No pain no gain. But try as you want to do. Nothing restricts you.
Language exchange is good, but be careful of members of cult groups who target people who want to learn Japanese.


----------



## pauro13

Okay, I guess this is very much a new information for me. Can you please elaborate this cult groups thingy? If you don't mind though, お願いします！


----------



## frequency

You receive a kind contact like 'I want to learn English and teach you Japanese. Contact me.' via FB or else. You start communication with her―the opposite sex is often. After several friendly contacts, someday she suddenly says 'I know a good office where offers a seminar/workshop in Philippines. Why don't you join it?' Major cult groups have their offices worldwide. An invitation to such an event is a dangerous sign; Japanese cult groups often use this way. Once you join a seminar, we won't be able to find your name on this forum anymore.
Their approaches are the same everywhere, as you know, as you can find out. Stop contact as soon as you find something strange with her. But don't forget that you might get a truly kind offer from a person who wants to exchange language.


----------



## pauro13

That's kind of horrible and spooky. Do they use some sort of hypnosis or of some sort to gain members? I'm loyal to God as a christian so I think that this won't bother me that much. xD Though, I'm pretty much interested on how they do there stuffs to gain invites just to know if they already are trying to do sh*ts on me. tsk3.. That's bad.. hehehe.. Have you had into this type of experience that someone were really trying to fool you into their cult? Please tell me more.. hehehe...


----------



## frequency

Ahaha..Okay. A contact via the Internet is just a step to invite a seminar at your location. Some say no, but some might say yes, don't you think? They're 'fishing' many people via contact―her contact, if she's from a cult group, is nothing as lovely as you expect she's contacting you only.
A seminar held by a cult group usually starts after closing the room's door tightly, with many people from the group surrounding you. Do you think you can run away from the room? I don't know if brainwashing starts in the first or the second seminar, whatever soon. Even though you could safely come back from the first seminar, they will contact you again and again. You're already a Christian, but notice what they're doing is brainwashing, not religion.

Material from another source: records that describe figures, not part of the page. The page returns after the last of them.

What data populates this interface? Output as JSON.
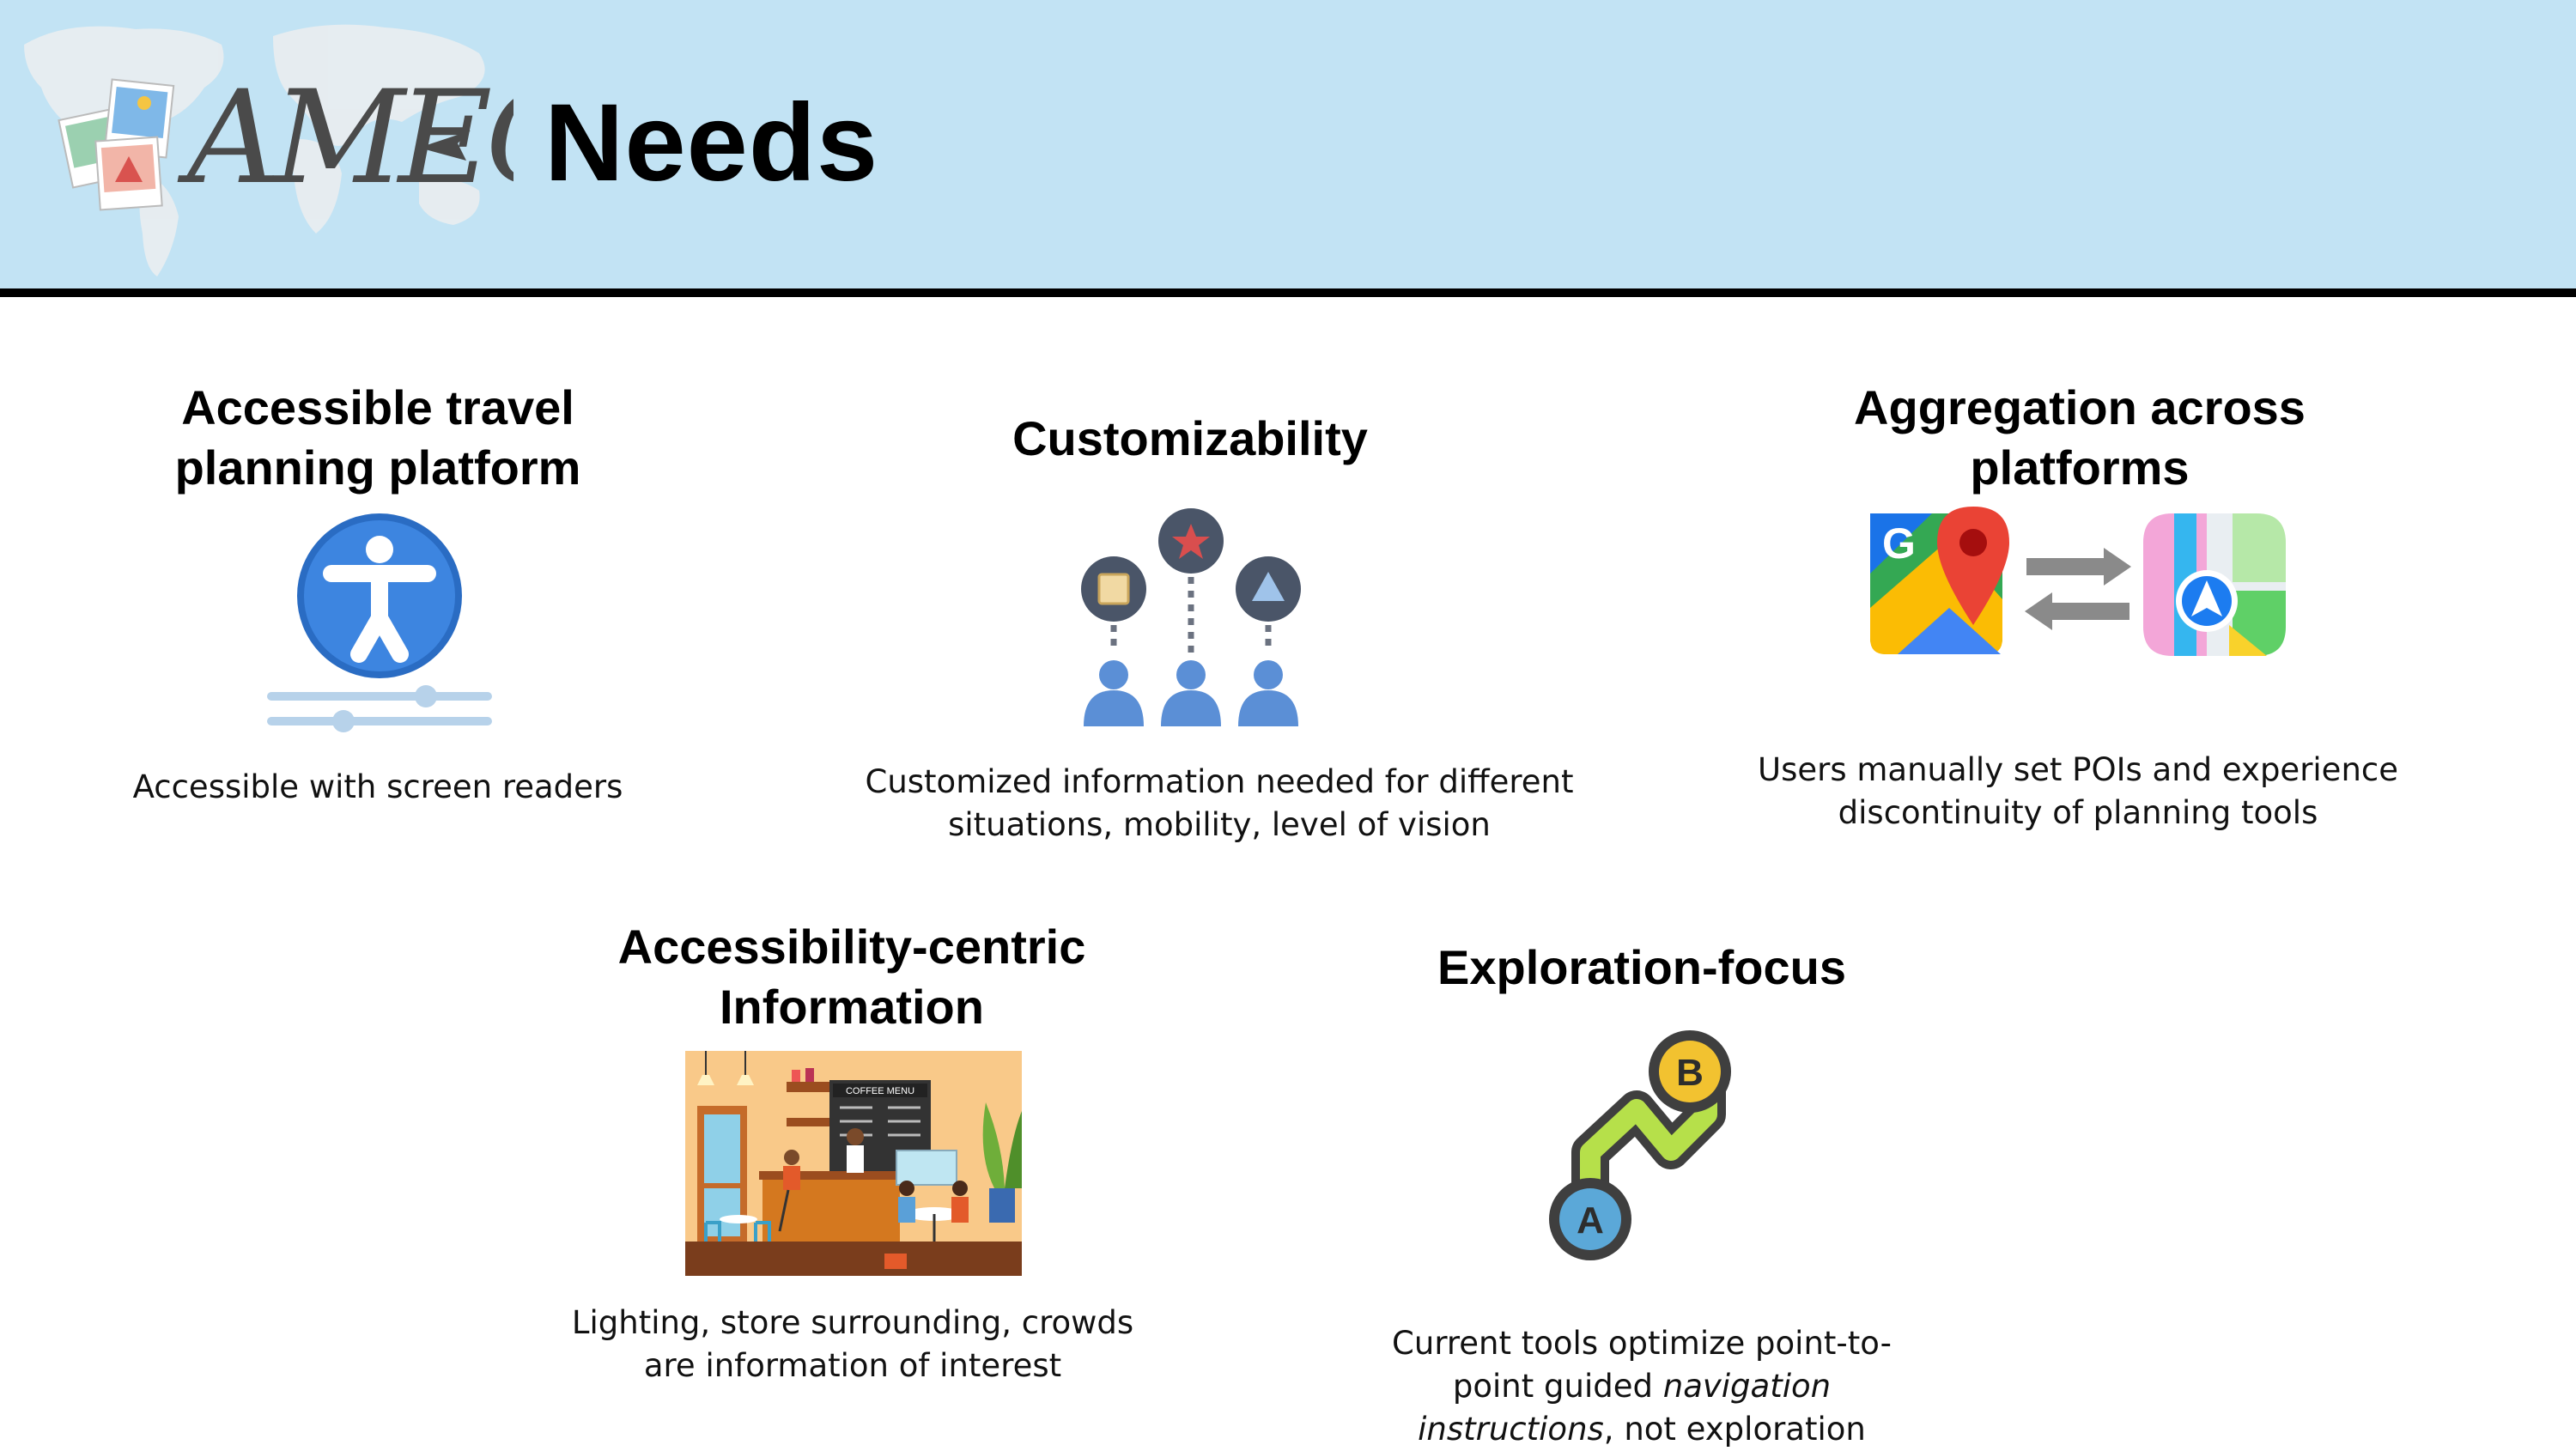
{
  "header": {
    "logo_text": "AMEC",
    "title": "Needs"
  },
  "cards": [
    {
      "title_line1": "Accessible travel",
      "title_line2": "planning platform",
      "icon": "accessibility-icon",
      "description": "Accessible with screen readers"
    },
    {
      "title_line1": "Customizability",
      "icon": "personalized-users-icon",
      "description_line1": "Customized information needed for different",
      "description_line2": "situations, mobility, level of vision"
    },
    {
      "title_line1": "Aggregation across",
      "title_line2": "platforms",
      "icon": "maps-sync-icon",
      "description_line1": "Users manually set POIs and experience",
      "description_line2": "discontinuity of planning tools"
    },
    {
      "title_line1": "Accessibility-centric",
      "title_line2": "Information",
      "icon": "coffee-shop-illustration",
      "description_line1": "Lighting, store surrounding, crowds",
      "description_line2": "are information of interest"
    },
    {
      "title_line1": "Exploration-focus",
      "icon": "route-a-to-b-icon",
      "description_line1": "Current tools optimize point-to-",
      "description_line2a": "point guided ",
      "description_line2b": "navigation",
      "description_line3a": "instructions",
      "description_line3b": ", not exploration"
    }
  ],
  "illustration_text": {
    "coffee_menu": "COFFEE MENU",
    "route_start": "A",
    "route_end": "B",
    "google_g": "G"
  },
  "colors": {
    "header_bg": "#c2e3f4",
    "accent_blue": "#3d85e0",
    "person_blue": "#5b8fd6",
    "dark_circle": "#4a5568"
  }
}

Another approach: a certain office in Tokyo scouting a teacher for kids (cram school or something) was of run by notorious Aum Shinrikyo. They wanted to get students using the false teacher scout. Don't you think they adroitly collect people?

Guess why do cult groups, especially managers, want to gain people?


----------



## pauro13

Oh my God, this is freaking me out.. ahaha.. I'm sort of afraid on those types of people, not because of the way they do their stuffs, but because some of them do kill people and perhaps would sort of bring them or offer them to hell or whatsoever it is? I don't know, but this is so new to me. Anyways, why do they want to gain people? Aaaahhh!　たいへんですね？HAHAHA...　あぶないな！


----------